On Wed, Jan 20, 2010 at 5:27 PM, Collin Winter <collinwin...@google.com> wrote:
[big snip]
> In order to support hardware and software platforms where LLVM's JIT does not
> work, Unladen Swallow provides a ``./configure --without-llvm`` option. This
> flag carves out any part of Unladen Swallow that depends on LLVM, yielding a
> Python binary that works and passes its tests, but has no performance
> advantages. This configuration is recommended for hardware unsupported by 
> LLVM,
> or systems that care more about memory usage than performance.
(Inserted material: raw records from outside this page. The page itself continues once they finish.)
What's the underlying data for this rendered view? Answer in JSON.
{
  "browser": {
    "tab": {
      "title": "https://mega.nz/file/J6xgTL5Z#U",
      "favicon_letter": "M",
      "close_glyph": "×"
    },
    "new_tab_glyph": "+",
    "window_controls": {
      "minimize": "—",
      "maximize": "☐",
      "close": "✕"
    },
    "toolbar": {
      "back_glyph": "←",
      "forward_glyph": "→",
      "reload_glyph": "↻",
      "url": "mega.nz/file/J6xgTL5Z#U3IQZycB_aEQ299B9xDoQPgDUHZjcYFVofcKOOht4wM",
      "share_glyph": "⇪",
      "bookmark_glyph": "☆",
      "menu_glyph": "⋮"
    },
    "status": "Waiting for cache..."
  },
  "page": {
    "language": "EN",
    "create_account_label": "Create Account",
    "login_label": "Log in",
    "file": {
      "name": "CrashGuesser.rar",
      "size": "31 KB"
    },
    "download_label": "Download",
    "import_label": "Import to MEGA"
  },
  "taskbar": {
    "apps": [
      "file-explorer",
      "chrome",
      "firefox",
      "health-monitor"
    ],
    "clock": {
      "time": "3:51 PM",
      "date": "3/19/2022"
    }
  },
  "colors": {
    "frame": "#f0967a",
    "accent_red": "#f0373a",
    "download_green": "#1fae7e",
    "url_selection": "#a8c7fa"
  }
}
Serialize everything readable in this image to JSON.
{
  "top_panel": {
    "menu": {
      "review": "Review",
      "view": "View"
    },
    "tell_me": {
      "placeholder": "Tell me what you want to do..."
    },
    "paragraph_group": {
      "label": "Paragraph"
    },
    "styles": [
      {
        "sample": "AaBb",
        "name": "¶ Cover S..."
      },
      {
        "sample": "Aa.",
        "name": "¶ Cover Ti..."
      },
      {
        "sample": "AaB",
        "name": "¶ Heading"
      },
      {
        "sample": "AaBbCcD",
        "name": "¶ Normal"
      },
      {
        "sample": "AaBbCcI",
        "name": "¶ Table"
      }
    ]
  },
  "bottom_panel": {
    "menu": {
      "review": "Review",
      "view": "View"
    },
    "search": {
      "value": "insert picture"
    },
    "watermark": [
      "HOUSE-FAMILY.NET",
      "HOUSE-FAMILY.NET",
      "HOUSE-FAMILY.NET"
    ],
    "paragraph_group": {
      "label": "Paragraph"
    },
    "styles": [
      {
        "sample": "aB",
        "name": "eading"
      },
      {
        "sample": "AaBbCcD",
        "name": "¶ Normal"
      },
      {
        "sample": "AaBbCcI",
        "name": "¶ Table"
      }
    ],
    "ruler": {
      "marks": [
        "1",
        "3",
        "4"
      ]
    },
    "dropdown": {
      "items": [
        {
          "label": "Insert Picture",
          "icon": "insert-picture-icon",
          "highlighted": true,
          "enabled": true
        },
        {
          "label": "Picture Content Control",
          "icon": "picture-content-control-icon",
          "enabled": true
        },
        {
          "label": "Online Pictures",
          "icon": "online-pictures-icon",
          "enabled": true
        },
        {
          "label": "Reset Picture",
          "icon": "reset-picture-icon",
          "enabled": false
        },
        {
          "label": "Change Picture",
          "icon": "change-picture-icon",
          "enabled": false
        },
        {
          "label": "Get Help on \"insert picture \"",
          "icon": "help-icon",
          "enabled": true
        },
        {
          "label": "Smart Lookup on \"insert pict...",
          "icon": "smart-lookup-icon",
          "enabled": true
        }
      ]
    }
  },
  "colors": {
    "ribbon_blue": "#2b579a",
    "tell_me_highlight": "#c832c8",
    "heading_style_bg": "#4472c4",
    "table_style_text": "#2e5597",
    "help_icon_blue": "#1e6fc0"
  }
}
Does disabling the LLVM change binary compatibility between modules
targeted at the same version?  At tonight's Boston PIG we had some
binary package maintainers but most people (including myself) only
cared about source compatibility.    I assume linux distros care about
binary compatibility _a lot_.

[snip]
> Managing LLVM Releases, C++ API Changes
> ---------------------------------------
> LLVM is released regularly every six months. This means that LLVM may be
> released two or three times during the course of development of a CPython 3.x
> release. Each LLVM release brings newer and more powerful optimizations,
> improved platform support and more sophisticated code generation.

I don't think this will be a problem in practice as long as the
current rules hold - namely that if someone has already committed a
patch that patch wins unless the later commit is clearly better.  That
puts the onus on people working out-of-sight to incorporate the public
mainline.  I'm sure many internal googler's (and Ubuntu'ers, and
whomever's) patches have already been developed on that timeline and
were integrated into the core without remark or incident.

[snip]
> Open Issues
> ===========
>
> - *Code review policy for the ``py3k-jit`` branch.* How does the CPython
>  community want us to procede with respect to checkins on the ``py3k-jit``
>  branch? Pre-commit reviews? Post-commit reviews?
>
>  Unladen Swallow has enforced pre-commit reviews in our trunk, but we realize
>  this may lead to long review/checkin cycles in a purely-volunteer
>  organization. We would like a non-Google-affiliated member of the CPython
>  development team to review our work for correctness and compatibility, but we
>  realize this may not be possible for every commit.

As above, I don't think this will be a problem in practice -- how
often do two people work on the same part of the core?  So long as the
current "firstest with with mostest" practice holds for public commits
it doesn't matter what googlers do in private.